By Ansharah Shakil, October 31 2023—
Sleeping Beauty is a classic fairytale, immortalized through the Disney animated film and numerous adaptations that came out of the original, far more disturbing Brothers’ Grimm story. The ballet based on the story was first completed by Tchaikovsky in 1889 and since then has become a world-famous production. After an initial run in 2018, Alberta Ballet has returned the ballet to its repertoire this year, performing the fairytale from Oct 26. to 28.
The Sleeping Beauty is Tchaikovsky’s longest ballet, at four hours, but it is common for this runtime to be cut to around two hours, as it was for Alberta Ballet’s rendition. Composed of a prologue and three acts, the ballet depicts Princess Aurora’s christening and the party to celebrate her birth that excludes the fairy Carabosse, who is then hell-bent on revenge and casts a spell on the princess which will lead to her death by pricked finger on her 20th birthday. The Lilac Fairy, Fairy of Wisdom, quickly lessens the impact of Carabosse’s spell by ensuring that Aurora will instead fall into a deep sleep. Prince Desire arrives in the sleeping kingdom a hundred years later, where the Lilac Fairy spurs him into finding Aurora. He overpowers Carabosse and awakens Aurora with a kiss on her forehead. The two’s wedding is celebrated with a Pas de Deux and guest appearances by other familiar fairytale characters like Little Red Riding Hood and Puss in Boots.
Opening night’s performance showcased Luna Sasaki as Princess Aurora, Lang Ma as Prince Desire, Mariko Kondo as the Lilac Fairy and Scotto Hamed-Ramos as Carabosse. Calgary students from Alberta Ballet School joined Alberta Ballet dancers onstage to provide a charming local vitality to the production.
As soon as the curtains rose, the stage, bathed in golden light, was as breathtaking as the elegantly-clad dancers in their shimmering costumes. The ballet’s backdrop, which displays Alberta’s Rocky Mountains, transformed the setting into something well-known and well-loved for many of us. It was almost impossible to know where to look: at the beautiful set design, the dazzling costumes, the astonishing athletic movements of the dancers’ feet or the complete spectacle of all the performances on stage.
Sasaki, reprising her role from 2018, made for a gorgeous Aurora, able to balance the endearing emotion of the character alongside the demanding, delicate technical choreography. The Sleeping Beauty is famous for its Rose Adagio sequence, an exceptionally difficult series of balances that Sasaki carried out beautifully, in which Aurora’s four suitors twirl Aurora, who stands en pointe and takes each suitor’s hand without ever coming off pointe, in a circle. While Sasaki’s body shook from the demands of her choreography, her form was pristine and powerful. Even her fall to sleep was graceful. Ma was likewise excellent, perfectly able to support his partner when they were dancing together and captivating on his own.
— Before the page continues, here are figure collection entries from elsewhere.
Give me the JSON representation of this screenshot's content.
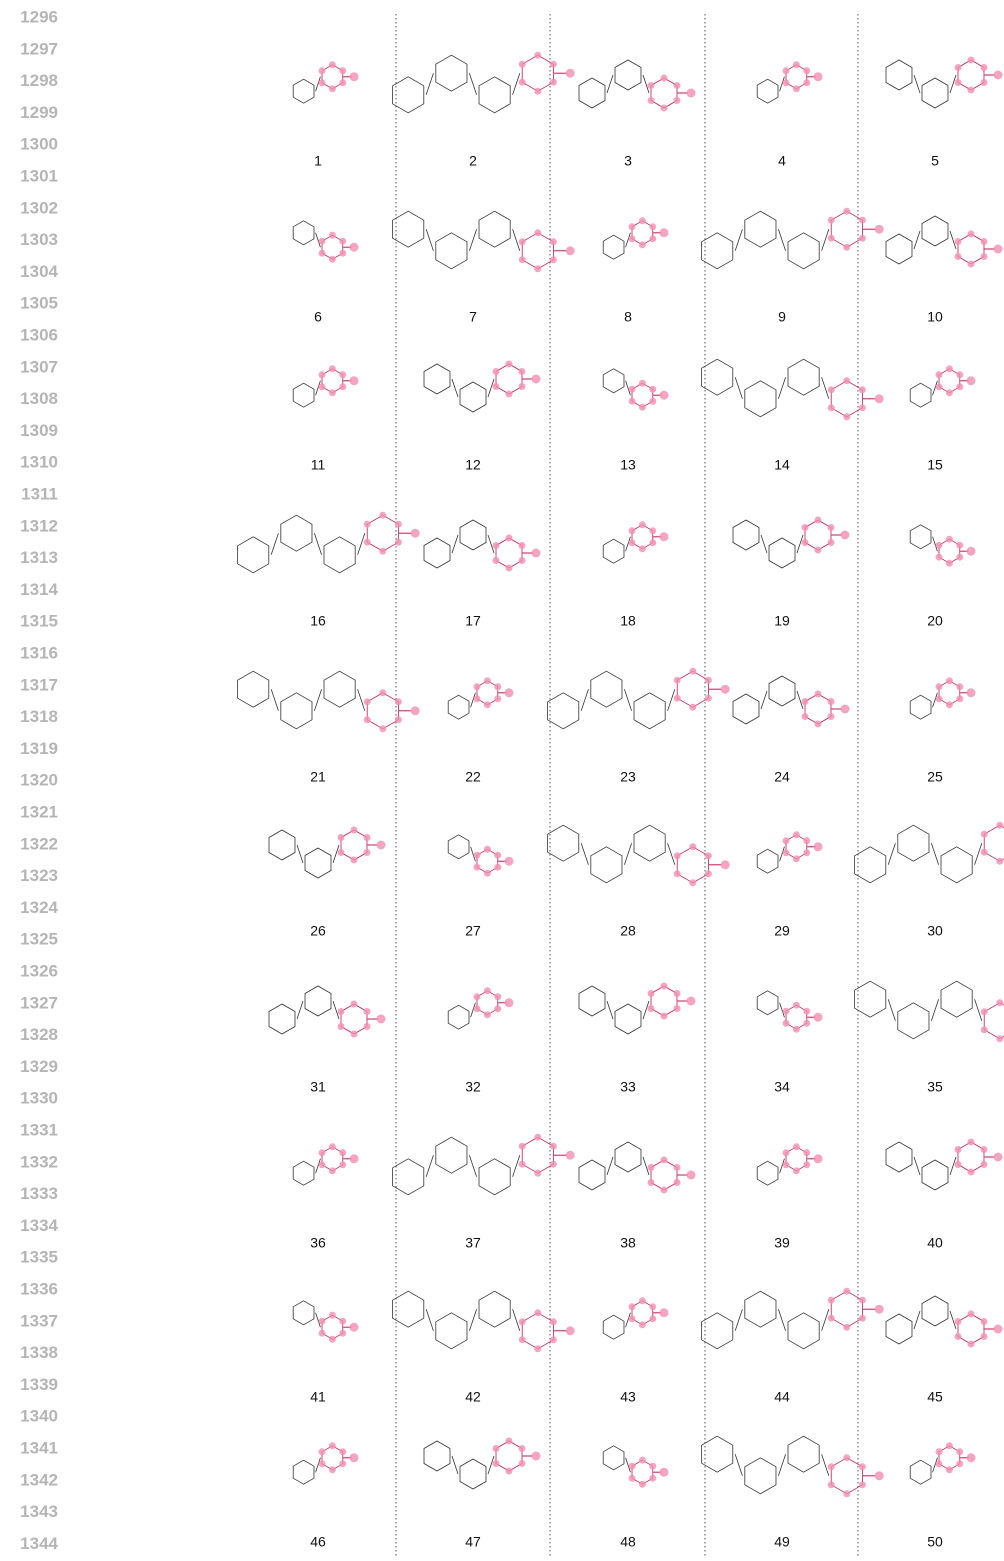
{
  "line_numbers": [
    1296,
    1297,
    1298,
    1299,
    1300,
    1301,
    1302,
    1303,
    1304,
    1305,
    1306,
    1307,
    1308,
    1309,
    1310,
    1311,
    1312,
    1313,
    1314,
    1315,
    1316,
    1317,
    1318,
    1319,
    1320,
    1321,
    1322,
    1323,
    1324,
    1325,
    1326,
    1327,
    1328,
    1329,
    1330,
    1331,
    1332,
    1333,
    1334,
    1335,
    1336,
    1337,
    1338,
    1339,
    1340,
    1341,
    1342,
    1343,
    1344
  ],
  "molecule_labels": [
    1,
    2,
    3,
    4,
    5,
    6,
    7,
    8,
    9,
    10,
    11,
    12,
    13,
    14,
    15,
    16,
    17,
    18,
    19,
    20,
    21,
    22,
    23,
    24,
    25,
    26,
    27,
    28,
    29,
    30,
    31,
    32,
    33,
    34,
    35,
    36,
    37,
    38,
    39,
    40,
    41,
    42,
    43,
    44,
    45,
    46,
    47,
    48,
    49,
    50
  ]
}
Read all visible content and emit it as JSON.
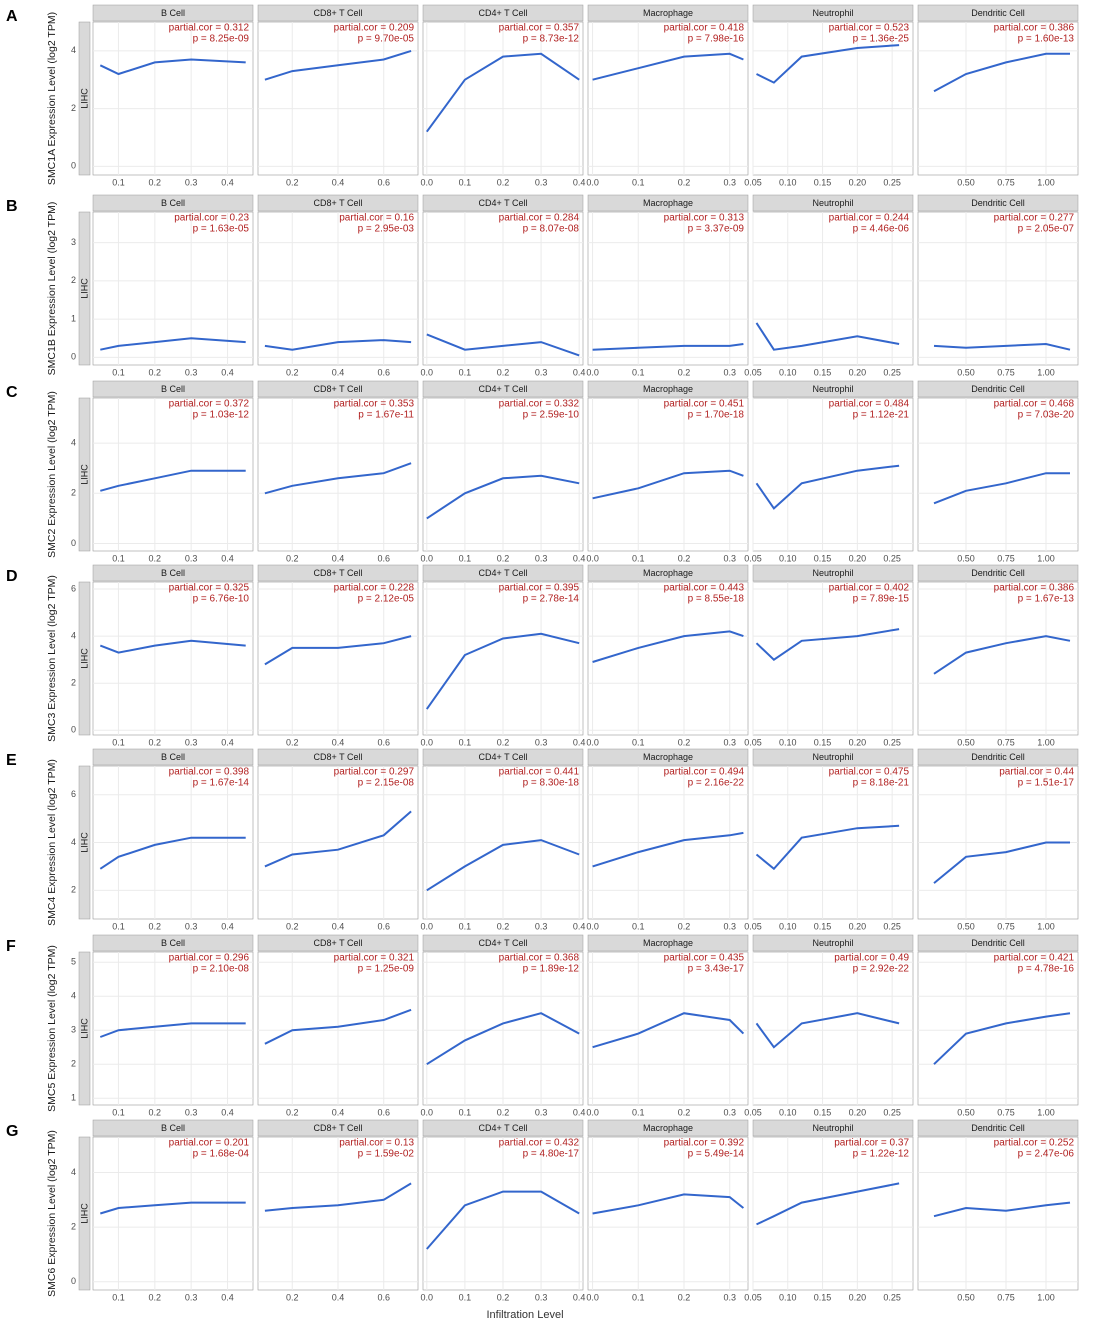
{
  "xlabel": "Infiltration Level",
  "columns": [
    {
      "title": "B Cell",
      "xlim": [
        0.03,
        0.47
      ],
      "xticks": [
        0.1,
        0.2,
        0.3,
        0.4
      ],
      "curve_x": [
        0.05,
        0.1,
        0.2,
        0.3,
        0.45
      ]
    },
    {
      "title": "CD8+ T Cell",
      "xlim": [
        0.05,
        0.75
      ],
      "xticks": [
        0.2,
        0.4,
        0.6
      ],
      "curve_x": [
        0.08,
        0.2,
        0.4,
        0.6,
        0.72
      ]
    },
    {
      "title": "CD4+ T Cell",
      "xlim": [
        -0.01,
        0.41
      ],
      "xticks": [
        {
          "value": 0,
          "label": "0.0"
        },
        0.1,
        0.2,
        0.3,
        0.4
      ],
      "curve_x": [
        0,
        0.1,
        0.2,
        0.3,
        0.4
      ]
    },
    {
      "title": "Macrophage",
      "xlim": [
        -0.01,
        0.34
      ],
      "xticks": [
        {
          "value": 0,
          "label": "0.0"
        },
        0.1,
        0.2,
        0.3
      ],
      "curve_x": [
        0,
        0.1,
        0.2,
        0.3,
        0.33
      ]
    },
    {
      "title": "Neutrophil",
      "xlim": [
        0.05,
        0.28
      ],
      "xticks": [
        0.05,
        {
          "value": 0.1,
          "label": "0.10"
        },
        0.15,
        {
          "value": 0.2,
          "label": "0.20"
        },
        0.25
      ],
      "curve_x": [
        0.055,
        0.08,
        0.12,
        0.2,
        0.26
      ]
    },
    {
      "title": "Dendritic Cell",
      "xlim": [
        0.2,
        1.2
      ],
      "xticks": [
        {
          "value": 0.5,
          "label": "0.50"
        },
        0.75,
        {
          "value": 1,
          "label": "1.00"
        }
      ],
      "curve_x": [
        0.3,
        0.5,
        0.75,
        1,
        1.15
      ]
    }
  ],
  "rows": [
    {
      "label": "A",
      "ylabel": "SMC1A Expression Level (log2 TPM)",
      "strip": "LIHC",
      "ylim": [
        -0.3,
        5
      ],
      "yticks": [
        0,
        2,
        4
      ],
      "panels": [
        {
          "cor": "partial.cor = 0.312",
          "p": "p = 8.25e-09",
          "curve_y": [
            3.5,
            3.2,
            3.6,
            3.7,
            3.6
          ]
        },
        {
          "cor": "partial.cor = 0.209",
          "p": "p = 9.70e-05",
          "curve_y": [
            3.0,
            3.3,
            3.5,
            3.7,
            4.0
          ]
        },
        {
          "cor": "partial.cor = 0.357",
          "p": "p = 8.73e-12",
          "curve_y": [
            1.2,
            3.0,
            3.8,
            3.9,
            3.0
          ]
        },
        {
          "cor": "partial.cor = 0.418",
          "p": "p = 7.98e-16",
          "curve_y": [
            3.0,
            3.4,
            3.8,
            3.9,
            3.7
          ]
        },
        {
          "cor": "partial.cor = 0.523",
          "p": "p = 1.36e-25",
          "curve_y": [
            3.2,
            2.9,
            3.8,
            4.1,
            4.2
          ]
        },
        {
          "cor": "partial.cor = 0.386",
          "p": "p = 1.60e-13",
          "curve_y": [
            2.6,
            3.2,
            3.6,
            3.9,
            3.9
          ]
        }
      ]
    },
    {
      "label": "B",
      "ylabel": "SMC1B Expression Level (log2 TPM)",
      "strip": "LIHC",
      "ylim": [
        -0.2,
        3.8
      ],
      "yticks": [
        0,
        1,
        2,
        3
      ],
      "panels": [
        {
          "cor": "partial.cor = 0.23",
          "p": "p = 1.63e-05",
          "curve_y": [
            0.2,
            0.3,
            0.4,
            0.5,
            0.4
          ]
        },
        {
          "cor": "partial.cor = 0.16",
          "p": "p = 2.95e-03",
          "curve_y": [
            0.3,
            0.2,
            0.4,
            0.45,
            0.4
          ]
        },
        {
          "cor": "partial.cor = 0.284",
          "p": "p = 8.07e-08",
          "curve_y": [
            0.6,
            0.2,
            0.3,
            0.4,
            0.05
          ]
        },
        {
          "cor": "partial.cor = 0.313",
          "p": "p = 3.37e-09",
          "curve_y": [
            0.2,
            0.25,
            0.3,
            0.3,
            0.35
          ]
        },
        {
          "cor": "partial.cor = 0.244",
          "p": "p = 4.46e-06",
          "curve_y": [
            0.9,
            0.2,
            0.3,
            0.55,
            0.35
          ]
        },
        {
          "cor": "partial.cor = 0.277",
          "p": "p = 2.05e-07",
          "curve_y": [
            0.3,
            0.25,
            0.3,
            0.35,
            0.2
          ]
        }
      ]
    },
    {
      "label": "C",
      "ylabel": "SMC2 Expression Level (log2 TPM)",
      "strip": "LIHC",
      "ylim": [
        -0.3,
        5.8
      ],
      "yticks": [
        0,
        2,
        4
      ],
      "panels": [
        {
          "cor": "partial.cor = 0.372",
          "p": "p = 1.03e-12",
          "curve_y": [
            2.1,
            2.3,
            2.6,
            2.9,
            2.9
          ]
        },
        {
          "cor": "partial.cor = 0.353",
          "p": "p = 1.67e-11",
          "curve_y": [
            2.0,
            2.3,
            2.6,
            2.8,
            3.2
          ]
        },
        {
          "cor": "partial.cor = 0.332",
          "p": "p = 2.59e-10",
          "curve_y": [
            1.0,
            2.0,
            2.6,
            2.7,
            2.4
          ]
        },
        {
          "cor": "partial.cor = 0.451",
          "p": "p = 1.70e-18",
          "curve_y": [
            1.8,
            2.2,
            2.8,
            2.9,
            2.7
          ]
        },
        {
          "cor": "partial.cor = 0.484",
          "p": "p = 1.12e-21",
          "curve_y": [
            2.4,
            1.4,
            2.4,
            2.9,
            3.1
          ]
        },
        {
          "cor": "partial.cor = 0.468",
          "p": "p = 7.03e-20",
          "curve_y": [
            1.6,
            2.1,
            2.4,
            2.8,
            2.8
          ]
        }
      ]
    },
    {
      "label": "D",
      "ylabel": "SMC3 Expression Level (log2 TPM)",
      "strip": "LIHC",
      "ylim": [
        -0.2,
        6.3
      ],
      "yticks": [
        0,
        2,
        4,
        6
      ],
      "panels": [
        {
          "cor": "partial.cor = 0.325",
          "p": "p = 6.76e-10",
          "curve_y": [
            3.6,
            3.3,
            3.6,
            3.8,
            3.6
          ]
        },
        {
          "cor": "partial.cor = 0.228",
          "p": "p = 2.12e-05",
          "curve_y": [
            2.8,
            3.5,
            3.5,
            3.7,
            4.0
          ]
        },
        {
          "cor": "partial.cor = 0.395",
          "p": "p = 2.78e-14",
          "curve_y": [
            0.9,
            3.2,
            3.9,
            4.1,
            3.7
          ]
        },
        {
          "cor": "partial.cor = 0.443",
          "p": "p = 8.55e-18",
          "curve_y": [
            2.9,
            3.5,
            4.0,
            4.2,
            4.0
          ]
        },
        {
          "cor": "partial.cor = 0.402",
          "p": "p = 7.89e-15",
          "curve_y": [
            3.7,
            3.0,
            3.8,
            4.0,
            4.3
          ]
        },
        {
          "cor": "partial.cor = 0.386",
          "p": "p = 1.67e-13",
          "curve_y": [
            2.4,
            3.3,
            3.7,
            4.0,
            3.8
          ]
        }
      ]
    },
    {
      "label": "E",
      "ylabel": "SMC4 Expression Level (log2 TPM)",
      "strip": "LIHC",
      "ylim": [
        0.8,
        7.2
      ],
      "yticks": [
        2,
        4,
        6
      ],
      "panels": [
        {
          "cor": "partial.cor = 0.398",
          "p": "p = 1.67e-14",
          "curve_y": [
            2.9,
            3.4,
            3.9,
            4.2,
            4.2
          ]
        },
        {
          "cor": "partial.cor = 0.297",
          "p": "p = 2.15e-08",
          "curve_y": [
            3.0,
            3.5,
            3.7,
            4.3,
            5.3
          ]
        },
        {
          "cor": "partial.cor = 0.441",
          "p": "p = 8.30e-18",
          "curve_y": [
            2.0,
            3.0,
            3.9,
            4.1,
            3.5
          ]
        },
        {
          "cor": "partial.cor = 0.494",
          "p": "p = 2.16e-22",
          "curve_y": [
            3.0,
            3.6,
            4.1,
            4.3,
            4.4
          ]
        },
        {
          "cor": "partial.cor = 0.475",
          "p": "p = 8.18e-21",
          "curve_y": [
            3.5,
            2.9,
            4.2,
            4.6,
            4.7
          ]
        },
        {
          "cor": "partial.cor = 0.44",
          "p": "p = 1.51e-17",
          "curve_y": [
            2.3,
            3.4,
            3.6,
            4.0,
            4.0
          ]
        }
      ]
    },
    {
      "label": "F",
      "ylabel": "SMC5 Expression Level (log2 TPM)",
      "strip": "LIHC",
      "ylim": [
        0.8,
        5.3
      ],
      "yticks": [
        1,
        2,
        3,
        4,
        5
      ],
      "panels": [
        {
          "cor": "partial.cor = 0.296",
          "p": "p = 2.10e-08",
          "curve_y": [
            2.8,
            3.0,
            3.1,
            3.2,
            3.2
          ]
        },
        {
          "cor": "partial.cor = 0.321",
          "p": "p = 1.25e-09",
          "curve_y": [
            2.6,
            3.0,
            3.1,
            3.3,
            3.6
          ]
        },
        {
          "cor": "partial.cor = 0.368",
          "p": "p = 1.89e-12",
          "curve_y": [
            2.0,
            2.7,
            3.2,
            3.5,
            2.9
          ]
        },
        {
          "cor": "partial.cor = 0.435",
          "p": "p = 3.43e-17",
          "curve_y": [
            2.5,
            2.9,
            3.5,
            3.3,
            2.9
          ]
        },
        {
          "cor": "partial.cor = 0.49",
          "p": "p = 2.92e-22",
          "curve_y": [
            3.2,
            2.5,
            3.2,
            3.5,
            3.2
          ]
        },
        {
          "cor": "partial.cor = 0.421",
          "p": "p = 4.78e-16",
          "curve_y": [
            2.0,
            2.9,
            3.2,
            3.4,
            3.5
          ]
        }
      ]
    },
    {
      "label": "G",
      "ylabel": "SMC6 Expression Level (log2 TPM)",
      "strip": "LIHC",
      "ylim": [
        -0.3,
        5.3
      ],
      "yticks": [
        0,
        2,
        4
      ],
      "panels": [
        {
          "cor": "partial.cor = 0.201",
          "p": "p = 1.68e-04",
          "curve_y": [
            2.5,
            2.7,
            2.8,
            2.9,
            2.9
          ]
        },
        {
          "cor": "partial.cor = 0.13",
          "p": "p = 1.59e-02",
          "curve_y": [
            2.6,
            2.7,
            2.8,
            3.0,
            3.6
          ]
        },
        {
          "cor": "partial.cor = 0.432",
          "p": "p = 4.80e-17",
          "curve_y": [
            1.2,
            2.8,
            3.3,
            3.3,
            2.5
          ]
        },
        {
          "cor": "partial.cor = 0.392",
          "p": "p = 5.49e-14",
          "curve_y": [
            2.5,
            2.8,
            3.2,
            3.1,
            2.7
          ]
        },
        {
          "cor": "partial.cor = 0.37",
          "p": "p = 1.22e-12",
          "curve_y": [
            2.1,
            2.4,
            2.9,
            3.3,
            3.6
          ]
        },
        {
          "cor": "partial.cor = 0.252",
          "p": "p = 2.47e-06",
          "curve_y": [
            2.4,
            2.7,
            2.6,
            2.8,
            2.9
          ]
        }
      ]
    }
  ]
}
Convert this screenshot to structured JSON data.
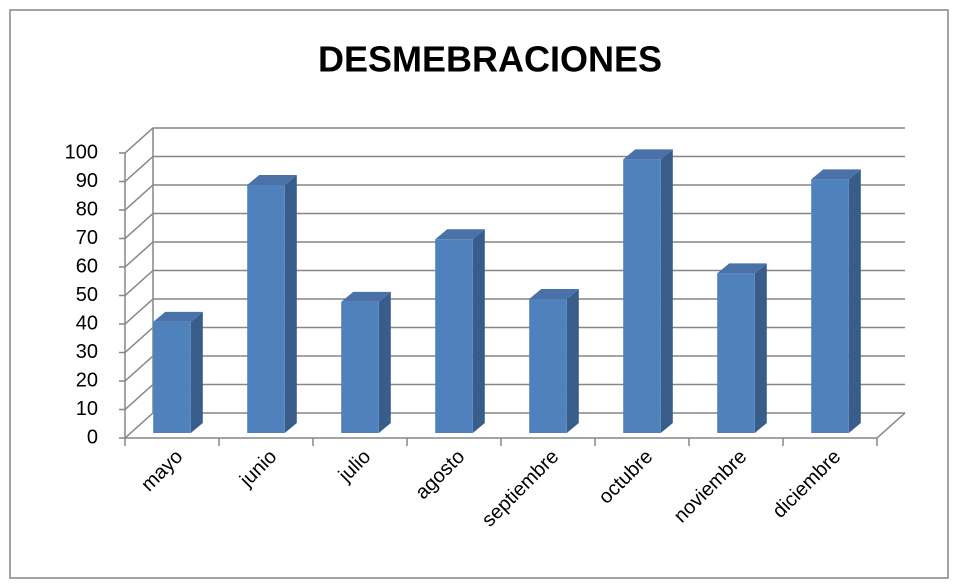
{
  "chart_data": {
    "type": "bar3d",
    "title": "DESMEBRACIONES",
    "categories": [
      "mayo",
      "junio",
      "julio",
      "agosto",
      "septiembre",
      "octubre",
      "noviembre",
      "diciembre"
    ],
    "values": [
      39,
      87,
      46,
      68,
      47,
      96,
      56,
      89
    ],
    "color": "#4f81bd",
    "ylim": [
      0,
      100
    ],
    "yticks": [
      0,
      10,
      20,
      30,
      40,
      50,
      60,
      70,
      80,
      90,
      100
    ],
    "grid": true
  }
}
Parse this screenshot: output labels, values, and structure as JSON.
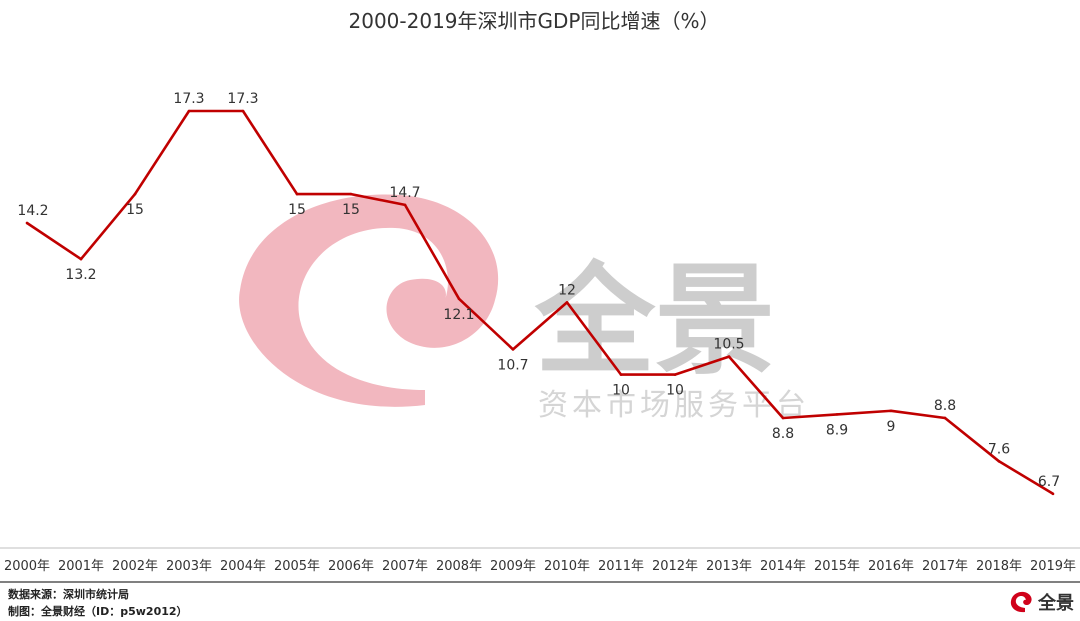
{
  "chart_data": {
    "type": "line",
    "title": "2000-2019年深圳市GDP同比增速（%）",
    "xlabel": "",
    "ylabel": "",
    "categories": [
      "2000年",
      "2001年",
      "2002年",
      "2003年",
      "2004年",
      "2005年",
      "2006年",
      "2007年",
      "2008年",
      "2009年",
      "2010年",
      "2011年",
      "2012年",
      "2013年",
      "2014年",
      "2015年",
      "2016年",
      "2017年",
      "2018年",
      "2019年"
    ],
    "series": [
      {
        "values": [
          14.2,
          13.2,
          15,
          17.3,
          17.3,
          15,
          15,
          14.7,
          12.1,
          10.7,
          12,
          10,
          10,
          10.5,
          8.8,
          8.9,
          9,
          8.8,
          7.6,
          6.7
        ]
      }
    ],
    "labels": [
      "14.2",
      "13.2",
      "15",
      "17.3",
      "17.3",
      "15",
      "15",
      "14.7",
      "12.1",
      "10.7",
      "12",
      "10",
      "10",
      "10.5",
      "8.8",
      "8.9",
      "9",
      "8.8",
      "7.6",
      "6.7"
    ],
    "label_side": [
      "above",
      "below",
      "below",
      "above",
      "above",
      "below",
      "below",
      "above",
      "below",
      "below",
      "above",
      "below",
      "below",
      "above",
      "below",
      "below",
      "below",
      "above",
      "above",
      "above"
    ],
    "ylim": [
      5.2,
      17.3
    ],
    "grid": false,
    "legend": "none",
    "line_color": "#c00000"
  },
  "watermark": {
    "brand": "全景",
    "tagline": "资本市场服务平台",
    "color": "#f2b7bf"
  },
  "footer": {
    "source": "数据来源：深圳市统计局",
    "credit": "制图：全景财经（ID：p5w2012）"
  },
  "logo": {
    "icon": "quanjing-logo-icon",
    "text": "全景"
  }
}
Though Desire’s big moment — defeating Carabosse and Carabosse’s minions — fell a bit short, his wide-eyed passion in his dances with Aurora and the rest of the company in Act Two and Three made up for it. It’s no wonder that Sasaki and Ma are longtime dance partners; their chemistry leaped off stage, electric in every movement.
Of the characters, Hamed-Ramos as Carabosse was a standout delight, magnetic on stage, and the Lilac Fairy was a vision of gentle sophistication. The contrast between the introduction of both characters in the first act was established not only through their costuming — Carabosse in heavy velvet green and the Lilac Fairy in airy purple — but through the way they moved on stage in time to the music changes that signalled their arrivals. The flames sparking from Carabosse’s hands when he threatened the royal family startled and fascinated the audience each time, while the technical skill of the Lilac Fairy received as loud a round of applause as Aurora and Desire’s dances did, and as the fairy tale guests in Act Three did.
Beyond the leads, each of the dancers’ movements was not only in time with the music but were attuned to every beat of it so completely that they became instruments themselves, smooth and polished whether they were holding themselves still or statuesque-like figures in a painting, or whether they were soaring through the energetic motions of their choreography. The lifts and twirls of Desire and Aurora’s final grand Pas de Deux were beautifully moving; it was impossible not to relish in their happy ending. Just as Prince Desire falls in love with Aurora in the visions given to him by the Lilac Fairy, we fall in love with this ballet, full of heart and delicacy, like it’s a dream you never want to end.